Jak pan, jako samorządowiec, przyjął wynik głosowania w Sejmie nad ratyfikacją Funduszu Odbudowy?
- Sam się nad tym zaraz po głosowaniu, nie tylko jako samorządowiec, ale i jako człowiek zastanawiałem. Poseł mniejszości Ryszard Galla na jednym z naszych forów samorządowych pytał, jak ma zagłosować. Wójtowie, burmistrzowie, radni, członkowie Śląskiego Stowarzyszenia Samorządowego byli jednoznacznie za poparciem ratyfikacji ze względu na rozwój swoich małych ojczyzn. Chociaż mieli zastrzeżenia do nie do końca określonej formy dystrybucji tych dużych przecież pieniędzy. Doświadczenia z Rządowym Funduszem Inwestycji Lokalnych nakazują ostrożność. Kryteria przyznawania tych funduszy są mocno nieczytelne. Często polityka odgrywa większą rolę niż kwestie merytoryczne. Obawy są.

Skoro tak, to pan jest za czy przeciw?
- Patrzę na tę sprawę szerzej. Pieniądze są ważne. Wciąż w wielu dziedzinach nie możemy dogonić Europy. Niedawno dowiedziałem się od pani dyrektor Wojewódzkiej Stacji Sanitarno-Epidemiologicznej, jak wiele sołectw w województwie opolskim ciągle nie ma wodociągów, a przez ostatnie dwa lata nigdzie ich nie zbudowano. Ale pieniądze to nie wszystko. Dla mnie ważne jest także, że dzięki funduszowi pewne kryteria w Unii Europejskiej stają się wspólne. Bo nie powinno być tak, że jesteśmy częścią pewnego klubu, z którego otrzymujemy wsparcie, a jednocześnie nie zgadzamy się na reguły, które w tym klubie obowiązują. Udział w Funduszu Odbudowy daje gwarancję – mówię to jako obywatel Polski – że my z Unii nie uciekniemy. To jest ważne przy wszystkich niepokojach, jakie wiele o osób w Polsce ma: o trójpodział władzy, o podejście do Trybunału Konstytucyjnego, o spór wokół urzędu Rzecznika Praw Obywatelskich itd.

Niechętni ratyfikacji mówią, że dzięki funduszowi ze wspólną Europą będzie nas łączyło przede wszystkim ogromne zadłużenie.
- Nawet ten wspólny dług może być w pewnym sensie zaletą. We wspólnej Europie, gdzie cieszymy się brakiem granic, nie możemy się odgradzać od naszych sąsiadów. Nie jesteśmy wyspą, której mieszkańcy biorą z Unii to, co dobre, a problemami Europy niech się martwią Niemcy, Czesi, Francuzi itd. Nie powinno być tak, że Grecja interesuje nas, gdy tam jedziemy na urlop, ale nie interesuje, gdy ma problemy finansowe. To jest nie fair.
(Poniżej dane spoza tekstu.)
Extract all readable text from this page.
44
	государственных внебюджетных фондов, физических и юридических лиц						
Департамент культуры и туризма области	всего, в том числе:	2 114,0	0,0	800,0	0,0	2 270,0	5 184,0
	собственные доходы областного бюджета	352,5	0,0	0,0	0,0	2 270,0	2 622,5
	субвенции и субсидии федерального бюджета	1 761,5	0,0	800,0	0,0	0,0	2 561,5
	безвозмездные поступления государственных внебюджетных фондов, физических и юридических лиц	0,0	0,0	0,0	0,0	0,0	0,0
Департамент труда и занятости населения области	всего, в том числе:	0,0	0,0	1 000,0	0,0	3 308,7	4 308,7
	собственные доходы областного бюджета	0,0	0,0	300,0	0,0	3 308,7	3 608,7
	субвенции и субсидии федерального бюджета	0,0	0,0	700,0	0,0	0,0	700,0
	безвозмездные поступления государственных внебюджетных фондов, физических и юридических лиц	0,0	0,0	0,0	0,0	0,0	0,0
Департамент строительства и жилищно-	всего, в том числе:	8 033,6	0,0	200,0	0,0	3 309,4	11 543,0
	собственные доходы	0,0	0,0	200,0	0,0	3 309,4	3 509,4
Skoro istnieje podejrzenie, że pieniądze z funduszu będą trafiać szerszą strugą do samorządów z udziałem PiS, to czy mniejszość nie ma pokusy, by koalicjanta zmienić? „Na mieście” temat cyklicznie wraca…
- Pytanie istotnie wraca, bo my w Polsce przyzwyczailiśmy się do takiego uprawiania polityki, że każdy może się dogadać niemal z każdym, nawet dla krótkotrwałych korzyści. Myśmy się z KO i z PSL umówili nie tylko na koalicję, ale i na pewien program. Należy do niego poszanowanie wielokulturowości i śląsko-niemieckiego dziedzictwa. Opozycja w sejmiku wciąż wysyła sygnały, że z tym poszanowaniem dziedzictwa od czasu do czasu ma problem. Pokazała to zupełnie niedawna dyskusja wokół stulecia III powstania śląskiego. Można odnieść wprost wrażenie, że każde zabranie przez nas głosu w tej sprawie w dyskursie publicznym, jak choćby w Opolu czy Głogówku, każde pytanie, było odbierane jako atak. Innym przykładem tego braku poszanowania naszej pamięci historycznej była wrzutka radnych PiS w postaci projektu rezolucji w sprawie stulecia powstania, zgłoszonego w trakcie sesji, bez żadnych dyskusji klubowych, z oczekiwaniem natychmiastowego uchwalenia, mimo, iż taką wspólnie wydyskutowaną rezolucję podjęliśmy już w 2019 roku. Trudno z takim partnerem wiązać jakieś przyszłościowe plany.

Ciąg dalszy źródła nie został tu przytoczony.